Ryerson usefully engages with the way all targets of online abuse are dehumanized by being rendered as fictive virtual entities, and how the online world is seen as an unreal playground where no one will really get hurt.

Mantilla, to her credit, does an excellent job of debunking much of the nonsense that garlands and sustains harassment: victim blaming, giving “both sides” equal moral weight, claiming the victim is feigning victimhood, claiming that the harasser is oppressed by scrutiny, and so on.

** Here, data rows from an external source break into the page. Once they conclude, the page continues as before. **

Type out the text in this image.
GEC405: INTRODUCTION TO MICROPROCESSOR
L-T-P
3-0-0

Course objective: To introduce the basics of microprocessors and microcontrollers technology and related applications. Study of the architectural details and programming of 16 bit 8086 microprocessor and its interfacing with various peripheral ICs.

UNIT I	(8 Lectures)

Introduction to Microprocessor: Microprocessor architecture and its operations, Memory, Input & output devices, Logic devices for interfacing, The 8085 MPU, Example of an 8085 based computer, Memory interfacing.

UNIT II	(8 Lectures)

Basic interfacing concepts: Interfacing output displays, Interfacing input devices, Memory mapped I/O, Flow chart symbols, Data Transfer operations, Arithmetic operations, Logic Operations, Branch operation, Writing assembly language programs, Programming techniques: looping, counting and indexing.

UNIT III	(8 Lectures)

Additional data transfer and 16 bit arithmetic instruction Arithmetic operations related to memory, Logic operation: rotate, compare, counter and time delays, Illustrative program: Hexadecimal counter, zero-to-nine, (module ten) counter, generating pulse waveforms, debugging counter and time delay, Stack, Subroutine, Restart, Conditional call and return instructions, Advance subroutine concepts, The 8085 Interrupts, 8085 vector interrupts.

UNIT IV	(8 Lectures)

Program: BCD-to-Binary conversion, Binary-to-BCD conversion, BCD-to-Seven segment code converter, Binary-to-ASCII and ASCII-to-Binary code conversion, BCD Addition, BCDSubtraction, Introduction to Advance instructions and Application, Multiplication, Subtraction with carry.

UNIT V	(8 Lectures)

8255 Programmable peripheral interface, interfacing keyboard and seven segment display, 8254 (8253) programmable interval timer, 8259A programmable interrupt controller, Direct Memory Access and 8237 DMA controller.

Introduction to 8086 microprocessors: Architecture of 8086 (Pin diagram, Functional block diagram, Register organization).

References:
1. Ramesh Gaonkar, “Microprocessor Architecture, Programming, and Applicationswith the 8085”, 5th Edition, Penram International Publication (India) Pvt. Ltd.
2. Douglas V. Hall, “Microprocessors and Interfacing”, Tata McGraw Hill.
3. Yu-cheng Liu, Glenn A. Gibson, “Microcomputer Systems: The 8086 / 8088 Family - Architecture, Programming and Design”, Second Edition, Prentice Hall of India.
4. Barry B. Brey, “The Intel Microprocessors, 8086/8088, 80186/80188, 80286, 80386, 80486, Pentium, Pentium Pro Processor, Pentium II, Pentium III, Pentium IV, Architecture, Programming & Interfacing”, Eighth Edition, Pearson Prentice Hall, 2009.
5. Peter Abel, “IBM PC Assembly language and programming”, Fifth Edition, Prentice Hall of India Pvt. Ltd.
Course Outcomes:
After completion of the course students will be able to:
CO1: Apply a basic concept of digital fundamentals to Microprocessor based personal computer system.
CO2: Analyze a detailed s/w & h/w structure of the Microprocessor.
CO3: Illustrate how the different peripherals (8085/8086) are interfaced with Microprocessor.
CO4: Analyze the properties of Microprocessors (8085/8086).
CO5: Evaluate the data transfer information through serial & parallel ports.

She also makes an excellent argument in the final chapter against the over-reliance on “intent” when legally reviewing cases of online harassment. “The standard of intent,” she argues, “applied to the determination of credible threats adds a layer of difficulty at a time when it needs to be easier rather than harder to enforce the law against credible threats.” This ignores the impact of abusive language, how it sows fear and hatred, and how speech often exceeds the intentions of the speaker in any case, to say nothing of the fact that short of an admission from the harasser, they can lie about their intent into perpetuity. These insights make Gendertrolling worth a look.

Yet, another failing of the book emerges in this section as well: uncritically treating anonymity as a cause of harassment. Anonymity is a valuable tool for women and minorities to not only shield ourselves, but reinvent ourselves as well—to say nothing of how it protects sex workers (another group Mantilla does not discuss), trans people, stalking victims, people escaping from abusive relationships, and so on. Yes, sites like 4chan are quite infamously anonymous, but that is hardly the whole story.

Ultimately, “Gendertrolling,” as a concept in and of itself, is faulty: The phenomenon we are dealing with is neither trolling, nor is it always about gender in the straightforward way Mantilla describes. We are all capable of being seduced by the conceit of virtual unreality into being abusive online, and though women are most often the victims of that abuse, we need to understand its racial and trans dimensions as well. We need to understand that women can perpetrate the kinds of abuse Mantilla describes. Even if the overwhelming majority of forces like GamerGate are men, similarly structured online hate movements like that of trans-exclusionary radical feminists (TERFs) are almost exclusively women. This begs explanation.

The book remains a useful introductory resource to this issue nevertheless and provides material, such as its copious glossaries, that should be added to any library. Just make sure it sits beside Danielle Keats Citron’s Hate Crimes in Cyberspace, Laurie Penny’s Unspeakable Things, and Sarah Jeong’s The Internet of Garbage to provide needed perspective.